When I was first tasked with creating a curriculum about environmental engineering for first graders I felt extremely daunted by the task that loomed in front of me. How was I going to interest my class of six-year old students in a curriculum that had nothing to do with unicorns, video games, or the latest dance craze? However, the more I thought about it, the less daunting it seemed. My students are natural problem solvers, always on the lookout for how to solve problems both in and out of our classroom.

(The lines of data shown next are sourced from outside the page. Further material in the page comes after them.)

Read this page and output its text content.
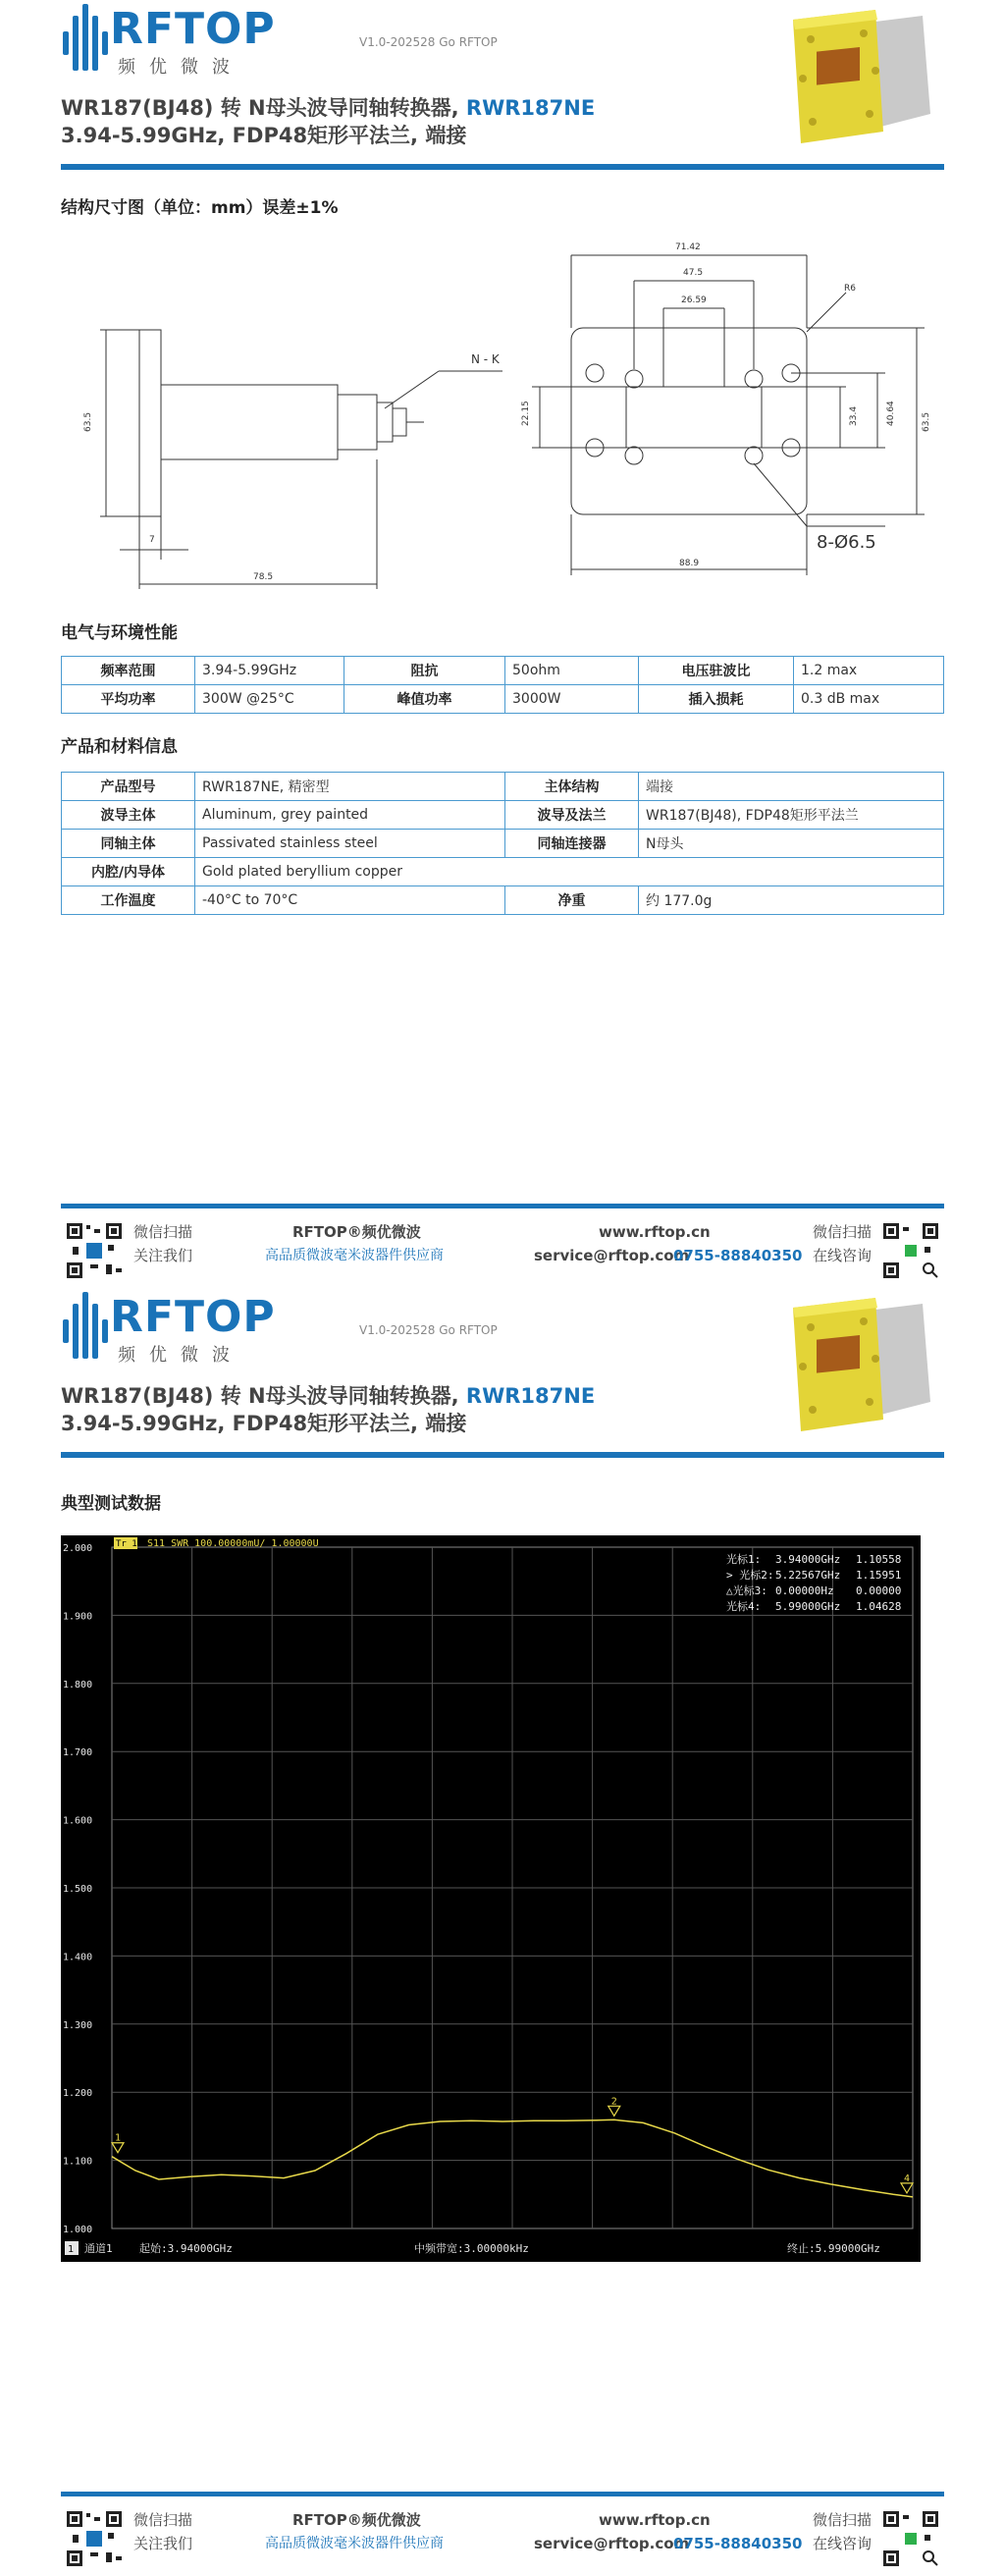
RFTOP
频优微波
V1.0-202528 Go RFTOP
WR187(BJ48) 转 N母头波导同轴转换器, RWR187NE
3.94-5.99GHz, FDP48矩形平法兰, 端接
结构尺寸图（单位：mm）误差±1%
N - K
63.5
7
78.5
71.42
47.5
26.59
R6
88.9
63.5
40.64
33.4
22.15
8-Ø6.5
电气与环境性能
频率范围	3.94-5.99GHz	阻抗	50ohm	电压驻波比	1.2 max
平均功率	300W @25°C	峰值功率	3000W	插入损耗	0.3 dB max
产品和材料信息
产品型号	RWR187NE, 精密型	主体结构	端接
波导主体	Aluminum, grey painted	波导及法兰	WR187(BJ48), FDP48矩形平法兰
同轴主体	Passivated stainless steel	同轴连接器	N母头
内腔/内导体	Gold plated beryllium copper		
工作温度	-40°C to 70°C	净重	约 177.0g
微信扫描
关注我们
RFTOP®频优微波
高品质微波毫米波器件供应商
www.rftop.cn
service@rftop.com
0755-88840350
微信扫描
在线咨询
RFTOP
频优微波
V1.0-202528 Go RFTOP
WR187(BJ48) 转 N母头波导同轴转换器, RWR187NE
3.94-5.99GHz, FDP48矩形平法兰, 端接
典型测试数据
2.000
1.900
1.800
1.700
1.600
1.500
1.400
1.300
1.200
1.100
1.000
Tr 1 S11 SWR 100.00000mU/ 1.00000U
光标1: 3.94000GHz 1.10558
> 光标2: 5.22567GHz 1.15951
△光标3: 0.00000Hz 0.00000
光标4: 5.99000GHz 1.04628
1
2
4
1 通道1 起始:3.94000GHz	中频带宽:3.00000kHz	终止:5.99000GHz
微信扫描
关注我们
RFTOP®频优微波
高品质微波毫米波器件供应商
www.rftop.cn
service@rftop.com
0755-88840350
微信扫描
在线咨询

Engineering is problem solving-based and uses scientific and mathematical concepts. However, I also needed to keep in mind that engineering is different from science. In engineering you must apply scientific and mathematical concepts to solve the problem. And the solution to the problem must be a sustainable and economically efficient one. These facts about engineering simply meant that my students would need to use evidence to support their reasoning while problem solving, instead of just throwing around random ideas which had no reasoning to support why they would work.
The idea of students using evidence to support their claims excited me. I work at Ross/Woodward, a classical studies inter district magnet school. Part of our curriculum includes the Paideia style seminars so that students can explain their thinking. I am always looking for topics to discuss with them and looking for ways that get them to support their thinking during our discussions. “The goal of a Paideia Seminar is to deepen understanding of ideas, concepts, and values.”
A Paideia Seminar is held in a fashion that is similar to a Socratic Seminar, the teacher acts as a facilitator and prompts the students with open-ended questions. During these seminars my students often give me one-word answers, or do not have valid reasons and evidence to support their thinking. I realized that a curriculum and discussions based in engineering where you must use evidence to support your ideas might be exactly what they needed to help them learn this crucial academic skill.
The more I thought about it, the more I realized that this curriculum would open many doors for my students beyond just discussions. Firstly, it teaches them about the field of engineering. My current students were originally unaware of what engineering was or what engineers do. This curriculum would introduce them to a field of work that they did not know of before. There are surveys which have been given that show that students from low income communities would create a better future for themselves if they took careers in STEM fields, however, they must be introduced to such opportunities first.
Most importantly, this type of thinking is extremely empowering for children. Engineering includes designing and building devices, processes, or structures which would solve specific problems. Students would need to think critically about a problem, figure out ways to solve the problem, and from there determine if this is a sustainable and cost-effective method. All of this inspires a new type of thinking which students are unfamiliar with. It shows them a new way to solve problems, use reasoning skills, and use evidence to support themselves. Overall, it is a powerful tool in which students can express themselves and their thinking.
Once I thought through what engineering was, and how this curriculum would supplement what I am already doing in my classroom, I realized that introducing engineering to elementary learners isn’t crazy at all. Young students are naturally curious and eager learners who yearn to understand the world around them. I suddenly realized that this curriculum made perfect sense for my current students as well as my future students to come.